Frustrated with God
It took me about a month to admit I was frustrated with God.
What feels like a string of unanswered prayers, recurring feelings of emptiness, and hours upon hours of waiting… these things can breed frustration.
When this happens, we can (and will) try to hide it, but the only person we fool is ourselves. The one who “searches our hearts” can’t be fooled by our attempts of acting like everything is okay when it’s not (Romans 8:27).
My whole life I’ve always looked for a “silver bullet” solution to my frustrations. I want to find a new morning routine to take away my pain or listen to a podcast where a pastor tells me step-by-step how to deal with all my crap.
And there’s a place for that. Sometimes it works.
But what I’ve found is that silver bullet solutions usually don’t fix the problem. They only delay it for a time.
They temporarily deal with the pain, but they don’t actually heal you.
And so we live a life of ebbing and flowing out of frustration, numbing our pain through relationships, knowledge, TV shows, work, Instagram, etc…
And we don’t actually get healed.
That’s because healing doesn’t come from man-made processes. It comes from encountering the Creator.
It comes from day-by-day, looking the Lord in the face and following Him where He leads.
So it really comes down to a choice.
Am I going to believe what my feelings are saying about God?
Am I going to believe what my circumstances are telling me about how I should live?
Or will I believe the truth Jesus taught — that the Father’s heart is good.
That, in Christ, the Father is for me.
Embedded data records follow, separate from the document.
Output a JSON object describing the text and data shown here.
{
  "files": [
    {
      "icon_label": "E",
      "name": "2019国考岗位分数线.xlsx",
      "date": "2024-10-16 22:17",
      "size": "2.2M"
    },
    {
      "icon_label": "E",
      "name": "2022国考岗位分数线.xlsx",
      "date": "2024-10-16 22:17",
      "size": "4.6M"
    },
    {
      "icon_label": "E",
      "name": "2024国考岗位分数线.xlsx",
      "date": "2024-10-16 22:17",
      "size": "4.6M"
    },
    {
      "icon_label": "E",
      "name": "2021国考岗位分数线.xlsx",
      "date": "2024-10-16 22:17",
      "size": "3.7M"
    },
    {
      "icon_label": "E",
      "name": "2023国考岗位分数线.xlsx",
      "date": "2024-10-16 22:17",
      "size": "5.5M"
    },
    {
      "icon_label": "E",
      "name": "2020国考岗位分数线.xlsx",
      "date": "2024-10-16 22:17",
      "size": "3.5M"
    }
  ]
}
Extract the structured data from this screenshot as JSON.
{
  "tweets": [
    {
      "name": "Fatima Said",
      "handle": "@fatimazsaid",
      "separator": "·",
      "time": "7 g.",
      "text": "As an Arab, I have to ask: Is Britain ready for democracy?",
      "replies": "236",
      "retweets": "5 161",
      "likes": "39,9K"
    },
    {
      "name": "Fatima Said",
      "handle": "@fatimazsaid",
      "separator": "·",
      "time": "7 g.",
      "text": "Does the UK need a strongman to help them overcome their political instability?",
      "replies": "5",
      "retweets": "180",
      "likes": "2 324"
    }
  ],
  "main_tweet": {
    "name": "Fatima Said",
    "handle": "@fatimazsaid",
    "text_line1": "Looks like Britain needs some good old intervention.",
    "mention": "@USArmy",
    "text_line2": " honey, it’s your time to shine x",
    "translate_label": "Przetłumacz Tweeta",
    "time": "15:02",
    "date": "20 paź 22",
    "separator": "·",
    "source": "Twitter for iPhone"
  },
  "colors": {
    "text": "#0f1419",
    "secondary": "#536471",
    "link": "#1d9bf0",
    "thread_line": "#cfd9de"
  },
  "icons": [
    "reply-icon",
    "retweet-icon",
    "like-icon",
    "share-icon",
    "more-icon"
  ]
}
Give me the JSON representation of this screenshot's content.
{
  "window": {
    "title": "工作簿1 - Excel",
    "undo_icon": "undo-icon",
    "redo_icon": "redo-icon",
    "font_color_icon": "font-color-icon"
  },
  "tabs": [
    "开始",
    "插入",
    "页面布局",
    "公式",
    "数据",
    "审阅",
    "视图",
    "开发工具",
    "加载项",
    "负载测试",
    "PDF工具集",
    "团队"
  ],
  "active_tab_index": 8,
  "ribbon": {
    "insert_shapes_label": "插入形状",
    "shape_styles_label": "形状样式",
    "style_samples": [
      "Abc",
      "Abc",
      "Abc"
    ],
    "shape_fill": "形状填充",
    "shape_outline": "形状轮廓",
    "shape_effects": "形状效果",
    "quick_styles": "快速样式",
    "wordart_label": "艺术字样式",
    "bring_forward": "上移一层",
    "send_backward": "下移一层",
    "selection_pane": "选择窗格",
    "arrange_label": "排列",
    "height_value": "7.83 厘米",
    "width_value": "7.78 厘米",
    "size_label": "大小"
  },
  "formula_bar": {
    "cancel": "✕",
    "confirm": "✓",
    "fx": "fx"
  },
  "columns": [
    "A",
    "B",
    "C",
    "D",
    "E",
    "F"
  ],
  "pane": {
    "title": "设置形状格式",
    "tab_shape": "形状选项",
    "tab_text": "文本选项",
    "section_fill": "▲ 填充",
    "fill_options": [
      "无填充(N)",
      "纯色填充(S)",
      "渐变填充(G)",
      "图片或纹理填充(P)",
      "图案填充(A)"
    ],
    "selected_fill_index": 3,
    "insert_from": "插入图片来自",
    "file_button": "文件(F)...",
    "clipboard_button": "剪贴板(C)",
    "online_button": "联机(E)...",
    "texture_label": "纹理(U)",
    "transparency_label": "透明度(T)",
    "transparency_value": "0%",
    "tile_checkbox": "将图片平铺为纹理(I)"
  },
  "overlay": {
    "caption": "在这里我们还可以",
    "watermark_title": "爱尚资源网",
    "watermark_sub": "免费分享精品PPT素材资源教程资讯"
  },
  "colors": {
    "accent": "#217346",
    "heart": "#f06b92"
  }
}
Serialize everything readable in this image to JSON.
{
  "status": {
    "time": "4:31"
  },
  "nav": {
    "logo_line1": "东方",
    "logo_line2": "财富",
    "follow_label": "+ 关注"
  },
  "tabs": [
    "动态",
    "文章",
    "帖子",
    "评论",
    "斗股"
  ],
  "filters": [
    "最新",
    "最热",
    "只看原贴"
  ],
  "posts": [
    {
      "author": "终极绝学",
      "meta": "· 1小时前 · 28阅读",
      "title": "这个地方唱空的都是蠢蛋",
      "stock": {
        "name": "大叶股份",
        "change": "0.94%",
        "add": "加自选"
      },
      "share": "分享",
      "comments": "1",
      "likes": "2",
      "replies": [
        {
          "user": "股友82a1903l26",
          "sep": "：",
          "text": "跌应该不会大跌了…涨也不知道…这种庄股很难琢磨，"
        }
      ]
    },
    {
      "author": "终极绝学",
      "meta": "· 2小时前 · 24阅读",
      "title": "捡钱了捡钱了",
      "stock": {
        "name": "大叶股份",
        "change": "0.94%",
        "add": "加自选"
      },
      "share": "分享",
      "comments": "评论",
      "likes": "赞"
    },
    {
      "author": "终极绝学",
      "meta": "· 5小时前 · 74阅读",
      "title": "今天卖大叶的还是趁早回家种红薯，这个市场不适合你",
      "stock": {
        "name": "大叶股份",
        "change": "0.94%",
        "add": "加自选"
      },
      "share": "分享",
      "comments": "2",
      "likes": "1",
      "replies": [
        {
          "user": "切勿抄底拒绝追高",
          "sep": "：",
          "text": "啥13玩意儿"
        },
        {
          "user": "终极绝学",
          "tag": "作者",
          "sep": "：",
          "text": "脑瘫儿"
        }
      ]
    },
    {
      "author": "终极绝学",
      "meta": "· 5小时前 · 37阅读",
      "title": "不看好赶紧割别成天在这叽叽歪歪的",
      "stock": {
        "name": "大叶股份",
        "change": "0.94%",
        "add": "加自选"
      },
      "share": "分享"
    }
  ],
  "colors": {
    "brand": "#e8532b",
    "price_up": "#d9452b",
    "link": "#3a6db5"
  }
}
That He loves to “give good gifts to those who ask Him”——even when my feelings say otherwise (Matthew 7:11).
Because at the end of the day, my own attempts to fix my frustrations end in failure.
And yet, true healing comes from walking with the Father.
It comes from sitting with Christ in the morning, and letting Him love you.
It comes from a lifetime of trusting, by the Spirit, the One who laid down His life for you.
There is no silver bullet.
He may not take away your pain, but He will walk with you through it.
And you’ll find that’s what you really needed all along.